Que faire quand la copropriété n’interdit pas des locations du style Airbnb, mais que l’arrivée incessante de locataires devient invivable ? Qu’est-il possible de faire contre les copropriétaires qui louent leur appartement cent vingt jours par an, voire plus (sans autorisation municipale), lorsque le règlement de copropriété ne l’interdit pas ?
En effet, Airbnb devient une forme de para-commerce, permettant aux propriétaires de louer leurs biens. Cependant, les voisins peuvent être dérangés par l’arrivée incessante des voyageurs, les dysfonctionnements de boîtes à clés, les sonnettes appuyées au mauvais appartement… Ces troubles, par leur intensité et leur récurrence, deviennent difficiles à vivre. C’est la raison pour laquelle, le 13 avril 2022, les copropriétaires d’un immeuble de Montévrain, commune seine-et-marnaise proche de Disneyland Paris, demandent, en assemblée générale, que leur syndic agisse contre trois d’entre eux, qui exploitent des meublés touristiques, ce que leur règlement autorise.
Deux voies juridiques possibles
Face à cette situation, le syndic a fait appel à un avocat, Me Stanislas De Jorna, qui a conseillé de saisir la justice sur deux fondements juridiques distincts.
Premier fondement : l’activité commerciale interdite
Pour la première personne concernée, il a été prouvé qu’elle menait une affaire para-hôtelière qualifiée de commerciale depuis sa résidence en Italie. En effet, elle proposait des prestations telles que : transferts aéroport-appartement, livraison de courses.
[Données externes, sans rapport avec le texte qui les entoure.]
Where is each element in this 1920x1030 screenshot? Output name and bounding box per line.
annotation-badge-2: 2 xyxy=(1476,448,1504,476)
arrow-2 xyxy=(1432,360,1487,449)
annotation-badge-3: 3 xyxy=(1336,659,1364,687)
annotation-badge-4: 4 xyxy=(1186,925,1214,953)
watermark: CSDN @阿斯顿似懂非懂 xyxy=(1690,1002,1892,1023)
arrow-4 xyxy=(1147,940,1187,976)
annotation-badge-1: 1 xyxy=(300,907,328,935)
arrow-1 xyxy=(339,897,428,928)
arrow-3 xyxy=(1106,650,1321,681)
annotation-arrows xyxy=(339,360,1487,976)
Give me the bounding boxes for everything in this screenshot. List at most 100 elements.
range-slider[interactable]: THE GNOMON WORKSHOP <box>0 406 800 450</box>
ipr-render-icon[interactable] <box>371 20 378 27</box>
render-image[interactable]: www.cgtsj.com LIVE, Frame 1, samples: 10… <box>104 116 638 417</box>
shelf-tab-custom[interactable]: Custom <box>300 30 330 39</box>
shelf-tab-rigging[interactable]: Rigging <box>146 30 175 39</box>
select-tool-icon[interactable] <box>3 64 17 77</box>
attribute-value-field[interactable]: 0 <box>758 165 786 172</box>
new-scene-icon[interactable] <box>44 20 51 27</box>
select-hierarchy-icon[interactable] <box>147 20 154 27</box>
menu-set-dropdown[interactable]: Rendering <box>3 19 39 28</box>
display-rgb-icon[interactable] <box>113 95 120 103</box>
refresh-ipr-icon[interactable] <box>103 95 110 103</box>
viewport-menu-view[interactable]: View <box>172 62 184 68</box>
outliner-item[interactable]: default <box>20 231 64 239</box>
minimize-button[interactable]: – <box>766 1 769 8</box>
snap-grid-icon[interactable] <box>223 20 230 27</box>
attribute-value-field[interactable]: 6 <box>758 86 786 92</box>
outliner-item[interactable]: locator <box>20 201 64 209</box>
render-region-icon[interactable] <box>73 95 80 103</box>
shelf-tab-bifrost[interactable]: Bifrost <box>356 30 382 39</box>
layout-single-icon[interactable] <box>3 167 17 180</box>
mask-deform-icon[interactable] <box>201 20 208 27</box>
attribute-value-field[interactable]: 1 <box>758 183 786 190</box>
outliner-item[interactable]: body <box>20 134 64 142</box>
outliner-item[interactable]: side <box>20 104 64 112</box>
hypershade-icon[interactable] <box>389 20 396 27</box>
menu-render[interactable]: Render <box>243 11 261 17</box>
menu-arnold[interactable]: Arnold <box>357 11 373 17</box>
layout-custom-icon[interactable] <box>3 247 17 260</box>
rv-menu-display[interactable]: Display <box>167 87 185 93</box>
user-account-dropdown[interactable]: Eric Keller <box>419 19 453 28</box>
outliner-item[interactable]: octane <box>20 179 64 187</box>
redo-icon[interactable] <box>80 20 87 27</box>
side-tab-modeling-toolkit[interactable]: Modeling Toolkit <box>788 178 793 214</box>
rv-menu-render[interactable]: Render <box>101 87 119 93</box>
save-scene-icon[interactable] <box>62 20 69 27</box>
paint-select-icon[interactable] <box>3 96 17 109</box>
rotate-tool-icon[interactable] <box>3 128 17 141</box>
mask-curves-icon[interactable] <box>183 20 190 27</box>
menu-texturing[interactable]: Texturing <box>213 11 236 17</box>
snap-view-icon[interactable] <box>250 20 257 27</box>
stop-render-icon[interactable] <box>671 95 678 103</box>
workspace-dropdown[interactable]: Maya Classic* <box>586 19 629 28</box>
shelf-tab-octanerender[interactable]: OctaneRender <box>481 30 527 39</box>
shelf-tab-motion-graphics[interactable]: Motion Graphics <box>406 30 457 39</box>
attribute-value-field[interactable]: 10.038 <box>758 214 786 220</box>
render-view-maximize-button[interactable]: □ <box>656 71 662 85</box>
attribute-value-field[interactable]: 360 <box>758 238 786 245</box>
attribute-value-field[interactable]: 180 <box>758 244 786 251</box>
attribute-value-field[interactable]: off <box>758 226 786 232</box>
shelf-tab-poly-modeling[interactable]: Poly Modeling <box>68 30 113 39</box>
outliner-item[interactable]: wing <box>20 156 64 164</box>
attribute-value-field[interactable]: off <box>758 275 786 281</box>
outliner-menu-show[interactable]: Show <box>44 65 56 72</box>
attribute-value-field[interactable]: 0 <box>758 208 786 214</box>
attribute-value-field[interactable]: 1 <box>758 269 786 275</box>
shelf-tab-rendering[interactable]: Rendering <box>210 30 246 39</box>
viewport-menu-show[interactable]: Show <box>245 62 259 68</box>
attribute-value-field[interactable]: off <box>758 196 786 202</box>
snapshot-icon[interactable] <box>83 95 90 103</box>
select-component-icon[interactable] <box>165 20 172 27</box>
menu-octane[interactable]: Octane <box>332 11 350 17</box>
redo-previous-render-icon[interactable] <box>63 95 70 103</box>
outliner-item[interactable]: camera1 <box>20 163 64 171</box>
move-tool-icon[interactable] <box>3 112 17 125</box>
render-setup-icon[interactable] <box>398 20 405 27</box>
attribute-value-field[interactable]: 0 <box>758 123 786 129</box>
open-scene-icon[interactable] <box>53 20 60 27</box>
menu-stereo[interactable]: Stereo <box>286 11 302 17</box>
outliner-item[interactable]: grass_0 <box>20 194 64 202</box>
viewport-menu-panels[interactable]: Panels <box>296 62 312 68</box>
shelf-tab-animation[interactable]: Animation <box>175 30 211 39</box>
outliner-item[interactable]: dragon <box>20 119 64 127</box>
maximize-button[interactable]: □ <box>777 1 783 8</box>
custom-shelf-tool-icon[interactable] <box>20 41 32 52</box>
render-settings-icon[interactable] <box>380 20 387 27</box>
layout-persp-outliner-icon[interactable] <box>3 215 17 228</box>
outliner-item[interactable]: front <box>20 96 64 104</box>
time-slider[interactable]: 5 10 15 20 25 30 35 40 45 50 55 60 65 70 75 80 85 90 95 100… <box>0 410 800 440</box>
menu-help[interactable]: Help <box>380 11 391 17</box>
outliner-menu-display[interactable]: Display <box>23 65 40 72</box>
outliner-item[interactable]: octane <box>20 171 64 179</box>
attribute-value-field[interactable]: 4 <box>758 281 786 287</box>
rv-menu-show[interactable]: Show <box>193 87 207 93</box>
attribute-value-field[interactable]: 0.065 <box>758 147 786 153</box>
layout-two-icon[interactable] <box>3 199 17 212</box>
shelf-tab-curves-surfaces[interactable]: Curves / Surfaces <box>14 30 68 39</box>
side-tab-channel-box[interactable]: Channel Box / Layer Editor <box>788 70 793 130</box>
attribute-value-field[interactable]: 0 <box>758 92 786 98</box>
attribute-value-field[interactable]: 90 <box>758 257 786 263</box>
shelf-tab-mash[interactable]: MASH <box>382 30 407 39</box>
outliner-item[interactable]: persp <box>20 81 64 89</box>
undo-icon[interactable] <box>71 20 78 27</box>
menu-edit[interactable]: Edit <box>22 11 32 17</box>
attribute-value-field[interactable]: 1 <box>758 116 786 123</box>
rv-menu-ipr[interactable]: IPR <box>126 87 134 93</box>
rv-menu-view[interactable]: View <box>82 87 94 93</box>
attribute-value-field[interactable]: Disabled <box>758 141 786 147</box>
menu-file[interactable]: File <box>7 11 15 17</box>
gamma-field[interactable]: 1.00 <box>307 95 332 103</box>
Le Code général des impôts et la Cour de cassation qualifient une activité de commerciale si la personne propose à minima trois de ces offres : accueil, petit déjeuner, ménage, changement du linge de maison.
Pour établir ces faits, l’avocat a produit des constats d’huissier comprenant des captures d’écran des annonces publiées sur Airbnb ou Booking, ainsi qu’une attestation du service de conciergerie utilisé. Le tribunal judiciaire de Meaux a ordonné l’arrêt de l’exercice de cette activité sous peine d’une astreinte de 100 euros par jour. La copropriétaire a cessé son activité sans contester la décision.
Second fondement : le trouble anormal de voisinage
Pour démontrer que les deux autres copropriétaires en cause généraient des nuisances allant au-delà des inconvénients normaux de voisinage, le syndic a apporté plusieurs éléments de preuve au dossier. On trouve notamment des captures d’écran d’annonces de location précisant que les locataires peuvent arriver « à toute heure », des attestations rédigées par des voisins qui se plaignent d’être dérangés la nuit par des personnes frappant à leur porte, des vidéos issues de caméras de surveillance qui montrent des va-et-vient constants dans les parties communes, et des photographies de déchets laissés devant les appartements, parfois directement par terre.
L’avocat du syndic a soutenu que ces troubles, de par leur caractère répétitif et leur gravité, causent un préjudice important aux autres copropriétaires dans leur jouissance paisible des lieux. Les juges ont suivi cette argumentation et ont donc condamné les deux copropriétaires à mettre fin à leur activité de location, en prononçant une astreinte de 100 euros par jour en cas de non-respect. Les deux défenderesses se sont exécutées sans faire appel du jugement.
Une jurisprudence désormais consacrée par la loi
Cette décision, rendue le 28 mars 2025, illustre une évolution importante du droit. Si le règlement de copropriété autorise la location touristique, il reste possible de l’interdire sur le fondement du trouble anormal de voisinage, une notion issue de la jurisprudence et désormais inscrite dans la loi.
Chacune des trois personnes condamnées a dû payer 1 000 euros de frais d’avocat au syndicat des copropriétaires, en plus de l’interdiction d’exercer leur activité.
Cette affaire montre que les copropriétaires disposent de recours juridiques même lorsque leur règlement ne prohibe pas explicitement les locations de courte durée. La clé réside dans la constitution d’un dossier solide documentant les nuisances subies : attestations de voisins, images de vidéosurveillance, captures d’annonces, photographies des désordres. C’est la récurrence et l’intensité des troubles qui permettent aux tribunaux de considérer qu’ils dépassent les inconvénients normaux de la vie en copropriété.